千鶴が頭をブンブン振ると、涙がポタッポタッと落ちる。沖田が頬に優しく触れてそれを拭うと、千鶴は目を閉じてされるがままになった。

「そんなに、僕と一緒にいるのは嫌?」

「嫌じゃないです」

それは千鶴の本音。
入学式の日に見かけて以来、ずっと目で追いかけていた言わば憧れの人。そんな沖田と登下校を共にし、彼のことを知っていき、ますます一緒にいたいと思えた。

「でも、私なんかに時間を割くより、先輩の彼女を大切にしてあげてください」

これも本音だ。

「彼女?」

「お昼に先輩のクラスに行ったときに、聞こえました」

沖田のクラスメイトの『沖田ー!彼女が来てるぞー!!』という声を。

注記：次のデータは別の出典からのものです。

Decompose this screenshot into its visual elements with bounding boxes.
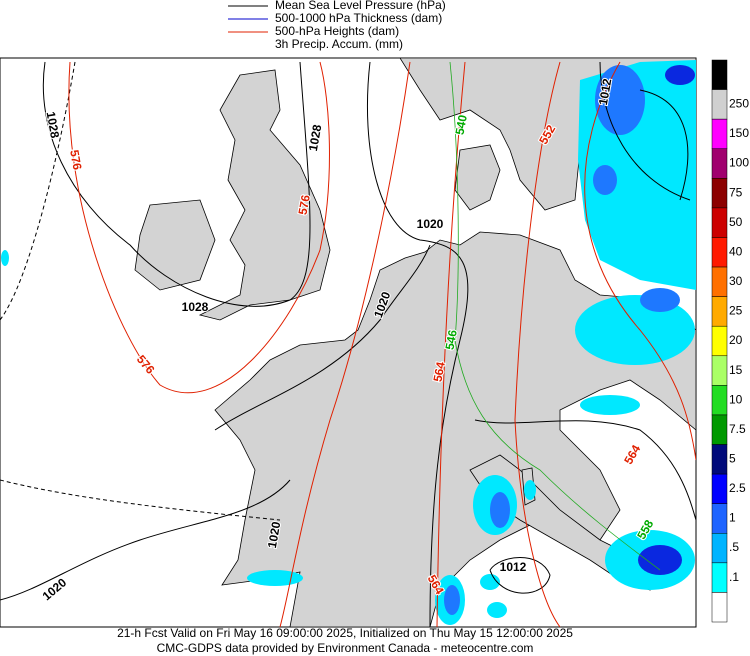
colorbar-label: 100 xyxy=(729,156,749,170)
colorbar-label: 10 xyxy=(729,392,743,406)
colorbar-swatch xyxy=(711,207,728,238)
legend-label: Mean Sea Level Pressure (hPa) xyxy=(275,0,446,12)
height-contour xyxy=(514,61,561,627)
colorbar-swatch xyxy=(711,385,728,416)
colorbar-swatch xyxy=(711,533,728,564)
colorbar-swatch xyxy=(711,118,728,149)
colorbar-label: 50 xyxy=(729,215,743,229)
precip xyxy=(1,60,696,625)
colorbar-swatch xyxy=(711,266,728,297)
legend-label: 500-hPa Heights (dam) xyxy=(275,24,399,38)
contour-label: 1028 xyxy=(182,300,209,314)
colorbar-swatch xyxy=(711,473,728,504)
colorbar-swatch xyxy=(711,592,728,623)
colorbar-swatch xyxy=(711,237,728,268)
colorbar-label: 20 xyxy=(729,333,743,347)
colorbar-swatch xyxy=(711,59,728,90)
colorbar-swatch xyxy=(711,444,728,475)
colorbar-label: 1 xyxy=(729,511,736,525)
colorbar-label: 25 xyxy=(729,304,743,318)
colorbar-label: 75 xyxy=(729,185,743,199)
footer-line: 21-h Fcst Valid on Fri May 16 09:00:00 2… xyxy=(117,626,573,640)
thickness-contour xyxy=(449,61,661,571)
colorbar-label: 150 xyxy=(729,126,749,140)
colorbar-label: .5 xyxy=(729,540,739,554)
colorbar-swatch xyxy=(711,503,728,534)
colorbar-swatch xyxy=(711,414,728,445)
contour-label: 564 xyxy=(431,360,448,382)
isobar xyxy=(367,61,469,627)
colorbar-label: 5 xyxy=(729,451,736,465)
denmark xyxy=(454,144,501,211)
colorbar-swatch xyxy=(711,178,728,209)
isobar xyxy=(214,244,431,431)
great-britain xyxy=(198,69,331,321)
contour-label: 1020 xyxy=(417,217,444,231)
legend-label: 500-1000 hPa Thickness (dam) xyxy=(275,11,442,25)
colorbar-label: 2.5 xyxy=(729,481,746,495)
colorbar-swatch xyxy=(711,89,728,120)
colorbar-swatch xyxy=(711,296,728,327)
contour-label: 1012 xyxy=(596,77,614,106)
colorbar-label: 7.5 xyxy=(729,422,746,436)
colorbar-swatch xyxy=(711,325,728,357)
colorbar-label: 30 xyxy=(729,274,743,288)
height-contour xyxy=(436,61,466,627)
isobar xyxy=(489,557,551,594)
colorbar-swatch xyxy=(711,562,728,593)
height-contour xyxy=(68,61,330,394)
isobar xyxy=(599,61,691,201)
isobar xyxy=(0,479,291,601)
isobar xyxy=(42,61,311,307)
colorbar-label: 250 xyxy=(729,97,749,111)
contour-label: 546 xyxy=(443,328,460,350)
footer-line: CMC-GDPS data provided by Environment Ca… xyxy=(157,641,534,655)
colorbar-swatch xyxy=(711,148,728,179)
contour-label: 1012 xyxy=(500,560,527,574)
height-contour xyxy=(279,61,411,627)
contour-label: 576 xyxy=(296,193,313,215)
legend-label: 3h Precip. Accum. (mm) xyxy=(275,37,403,51)
colorbar-swatch xyxy=(711,355,728,386)
colorbar-label: .1 xyxy=(729,570,739,584)
contour-label: 576 xyxy=(67,149,84,171)
contour-label: 1028 xyxy=(44,110,62,139)
contour-label: 1020 xyxy=(265,520,283,549)
legend: Mean Sea Level Pressure (hPa)500-1000 hP… xyxy=(228,0,446,51)
colorbar-label: 40 xyxy=(729,244,743,258)
height-contour xyxy=(584,61,696,461)
colorbar: 250 150 100 75 50 40 30 25 20 15 10 7.5 5 2.5 1 .5 .1 xyxy=(711,59,749,623)
contour-label: 1028 xyxy=(306,123,324,152)
colorbar-label: 15 xyxy=(729,363,743,377)
contour-label: 540 xyxy=(453,113,470,135)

聞き間違えるはずなどない。

「・・・・・・もしかして、それで僕を避けてたの?」

避けていたわけではなくて・・・いや、結果的に避けまくっていたのだけど。心の中には言い訳がましいことをいくつも浮かんできたけれど、それは千鶴の問題であって沖田のせいではない。
だから素直にコクンと頷いた。
すると沖田は、顎に手を添えてどこか遠くを見つめながら考えるような素振りをし、暫く後、千鶴の目を見て言った。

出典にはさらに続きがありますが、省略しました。